Multimodal Input
The multimodal input handler accepts image, audio, PDF, and video inputs and routes them to the appropriate processing pipeline before injecting them into agent context.
Supported formats
| Type | Formats | Max size | Processing pipeline |
|---|---|---|---|
| Image | png, jpg, webp, gif | 20 MB | Resize → base64 encode → vision model routing |
| Audio | mp3, wav, m4a | 25 MB | Whisper transcription → text injection |
pdf | 50 MB | Text extraction → chunking → context injection | |
| Video | mp4, mov | 100 MB | Frame sampling → vision model routing |
How routing works
When a file is received, the handler performs MIME type detection from the file header bytes (not the extension). The detected MIME type determines which pipeline is selected. After processing, the output is injected into the agent's context window as structured content before the model is invoked.
- MIME type detection — file header bytes are read to determine the true content type
- Pipeline selection — the detected MIME type maps to one of four processing pipelines
- Processing — the file passes through the selected pipeline (transcription, extraction, encoding, or frame sampling)
- Context injection — processed output is appended to the agent's context as a structured content block before inference
Sending multimodal input
Send files alongside a message by posting to /chat with a multipart/form-data body.
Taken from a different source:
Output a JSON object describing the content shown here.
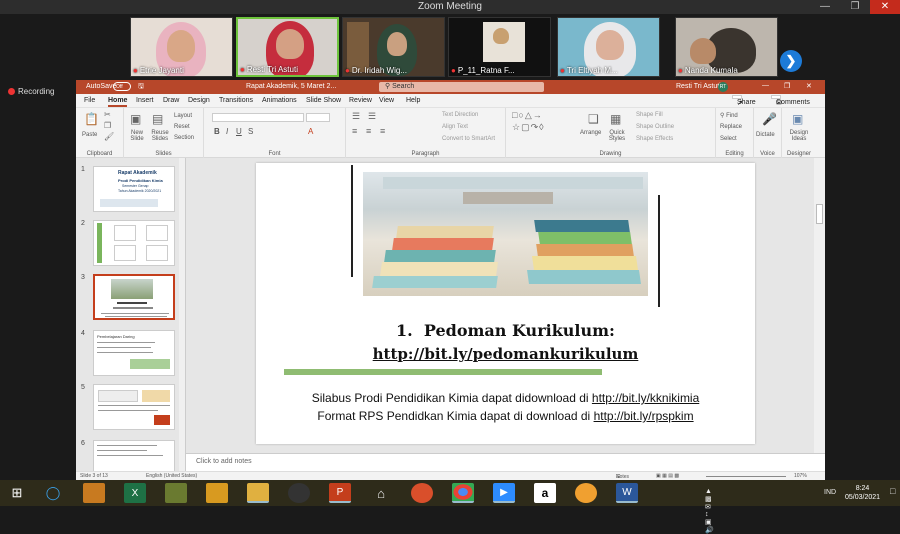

The files array accepts any number of attachments up to the configured maxFileSizeMb per file.
curl -X POST http://localhost:3000/chat \
-H 'Authorization: Bearer ${JWT_TOKEN}' \
-F 'message=Summarize the attached document and describe the diagram' \
-F 'agentId=research-agent' \
-F 'files=@report.pdf' \
-F 'files=@architecture.png'Image handling
Images are resized to fit within the model's maximum image dimension before encoding. The resized image is base64-encoded and passed directly to the vision model. Animated GIFs are sampled at the first frame only.
| Step | Details |
|---|---|
| Resize | Longest edge capped at 2048 px; aspect ratio preserved |
| Encode | Base64-encoded as data:image/<type>;base64,... |
| Routing | Injected as a vision content block; model must support vision |
Audio handling
Audio files are sent to the Whisper transcription endpoint. The returned transcript is injected into the agent context as a plain text block prefixed with [Transcript]. Language detection is automatic; pass language in the request to override.
PDF handling
PDFs are processed with a text extraction layer. Extracted text is split into overlapping chunks and injected as sequential context blocks. Scanned PDFs without embedded text fall back to OCR processing when available.
Configuration
multimodal:
enabled: true
maxFileSizeMb: 50
allowedTypes:
- image/png
- image/jpeg
- image/webp
- image/gif
- audio/mpeg
- audio/wav
- audio/mp4
- application/pdf
- video/mp4
- video/quicktime